The matrix removal ability of several new types of solid-phase extraction (SPE) columns was tested. E-HyCu is made of a new type of material, chemically modified carbon fibers, and can remove food components such as monoacylglycerols, tocopherols, and sterols. Z-Sep+ and Z-Sep/C18 are also new materials that contain zirconium dioxide. Z-Sep+ and Z-Sep/C18 are used for high lipid samples as the dispersive SPE in the QuEChERS method. We evaluated these sorbents as filled columns. In our previous studies, it was shown that when the multi-residue analytical method was applied, monoacylglycerols were the most significant components that caused a matrix-enhancement effect on pesticides in food when using a GC-MS. These new types of SPEs could remove not only monoacylglycerols but also fatty acids, tocopherols, flavonoids, and sterols. The matrix-enhancement effects were dramatically reduced in cases of approximately 260 pesticides spiked in brown rice extracts pretreated with these SPEs.
Several purification steps in pesticide residue analysis are no longer necessary, since the sensitivity of the instruments has significantly improved. However, problems with extraction efficiency remain, and problems with the matrix effects on measurement are more difficult to solve.

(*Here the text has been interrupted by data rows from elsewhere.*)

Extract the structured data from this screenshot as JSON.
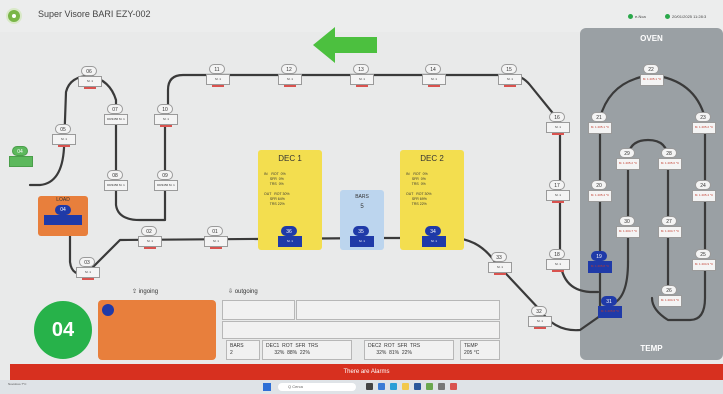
{
  "header": {
    "title": "Super Visore BARI EZY-002",
    "status_online": "e-Nca",
    "status_date": "20/01/2025 11:28:3"
  },
  "oven": {
    "title": "OVEN",
    "temp_title": "TEMP"
  },
  "stations": {
    "s06": {
      "num": "06",
      "label": "M. 1"
    },
    "s05": {
      "num": "05",
      "label": "M. 1"
    },
    "s04": {
      "num": "04",
      "label": ""
    },
    "s07": {
      "num": "07",
      "label": "DR3456 M. 1"
    },
    "s08": {
      "num": "08",
      "label": "DR3456 M. 1"
    },
    "s09": {
      "num": "09",
      "label": "DR3456 M. 1"
    },
    "s10": {
      "num": "10",
      "label": "M. 1"
    },
    "s11": {
      "num": "11",
      "label": "M. 1"
    },
    "s12": {
      "num": "12",
      "label": "M. 1"
    },
    "s13": {
      "num": "13",
      "label": "M. 1"
    },
    "s14": {
      "num": "14",
      "label": "M. 1"
    },
    "s15": {
      "num": "15",
      "label": "M. 1"
    },
    "s16": {
      "num": "16",
      "label": "M. 1"
    },
    "s17": {
      "num": "17",
      "label": "M. 1"
    },
    "s18": {
      "num": "18",
      "label": "M. 1"
    },
    "s19": {
      "num": "19",
      "label": "M. 1 205.8 °C"
    },
    "s20": {
      "num": "20",
      "label": "M. 1 205.4 °C"
    },
    "s21": {
      "num": "21",
      "label": "M. 1 205.1 °C"
    },
    "s22": {
      "num": "22",
      "label": "M. 1 205.1 °C"
    },
    "s23": {
      "num": "23",
      "label": "M. 1 205.2 °C"
    },
    "s24": {
      "num": "24",
      "label": "M. 1 205.4 °C"
    },
    "s25": {
      "num": "25",
      "label": "M. 1 204.9 °C"
    },
    "s26": {
      "num": "26",
      "label": "M. 1 204.3 °C"
    },
    "s27": {
      "num": "27",
      "label": "M. 1 204.7 °C"
    },
    "s28": {
      "num": "28",
      "label": "M. 1 205.0 °C"
    },
    "s29": {
      "num": "29",
      "label": "M. 1 205.2 °C"
    },
    "s30": {
      "num": "30",
      "label": "M. 1 204.7 °C"
    },
    "s31": {
      "num": "31",
      "label": "M. 1 205.8 °C"
    },
    "s32": {
      "num": "32",
      "label": "M. 1"
    },
    "s33": {
      "num": "33",
      "label": "M. 1"
    },
    "s36": {
      "num": "36",
      "label": "M. 1"
    },
    "s35": {
      "num": "35",
      "label": "M. 1"
    },
    "s34": {
      "num": "34",
      "label": "M. 1"
    },
    "s01": {
      "num": "01",
      "label": "M. 1"
    },
    "s02": {
      "num": "02",
      "label": "M. 1"
    },
    "s03": {
      "num": "03",
      "label": "M. 1"
    }
  },
  "dec1": {
    "title": "DEC 1",
    "info": "IN    ROT  0%\n      SFR  0%\n      TRS  0%\n\nOUT   ROT 30%\n      SFR 64%\n      TRS 22%"
  },
  "dec2": {
    "title": "DEC 2",
    "info": "IN    ROT  0%\n      SFR  0%\n      TRS  0%\n\nOUT   ROT 30%\n      SFR 69%\n      TRS 22%"
  },
  "bars": {
    "title": "BARS",
    "value": "5"
  },
  "load": {
    "title": "LOAD",
    "num": "04"
  },
  "current_station": "04",
  "ingoing_label": "ingoing",
  "outgoing_label": "outgoing",
  "summary": {
    "bars": "BARS\n2",
    "dec1": "DEC1  ROT  SFR  TRS\n      32%  88%  22%",
    "dec2": "DEC2  ROT  SFR  TRS\n      32%  81%  22%",
    "temp": "TEMP\n205 °C"
  },
  "alarm_text": "There are Alarms",
  "taskbar": {
    "weather": "Nuvoloso\n7°C",
    "search": "Q Cerca"
  },
  "colors": {
    "line": "#3a3a3a",
    "station_blue": "#1f3aa8",
    "oven": "#9aa0a4",
    "dec": "#f3de4f",
    "alarm": "#d7301f",
    "load": "#e87f3c",
    "green": "#27b24a"
  }
}
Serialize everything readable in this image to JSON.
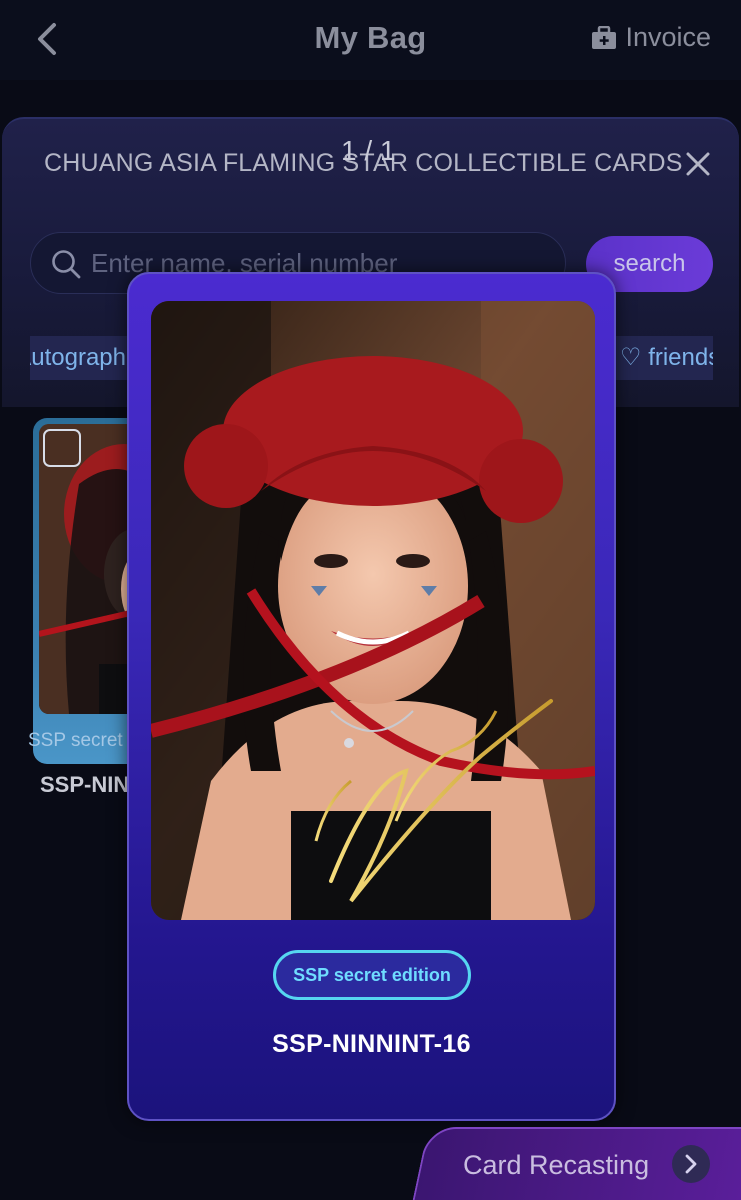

The basic data obtained from our studies should be helpful for the precise estimation of pesticide-residue exposure levels from food intake and for setting MRLs. Furthermore, several investigations in our studies have suggested important points to be checked in the extraction and purification process for analysis. Processing and cooking test models for rice, wheat, soybean, edamame, and sesame samples were established and verified on a laboratory scale. The Pfs of the edible portions of products from each sample were obtained. These data are useful for exposure estimation. Data on the concentration of pesticide residues in whole and various portions (pulp and peel) of watermelon, melon, and kiwi fruits could be utilized as the basic data to establish new MRLs in the future.
It is important to verify and recognize the key points to be checked in the process of pesticide residue analysis. In addition, special attention should be paid to warning points that could be easily overlooked. We hope these data from our studies will be helpful to colleagues involved in pesticide residue analysis.
This work was supported in part by the grant of Ministry of Health, Labor and Welfare of Japan, and Ministry of Agriculture, Forestry and Fisheries of Japan. I am grateful for comments and advice from Dr. Tamiji Sugiyama (Former professor, Meiji University), Dr. Yasuhiro Kato (Advisor, IET) and Dr. Takanori Harada (President, IET). I would like to thank Dr. Kuniyo Sugitate (Agilent Technologies, Inc.) for my co-researcher. Finally, I wish to thank officers and members in Chemistry and Study Management Division of the IET.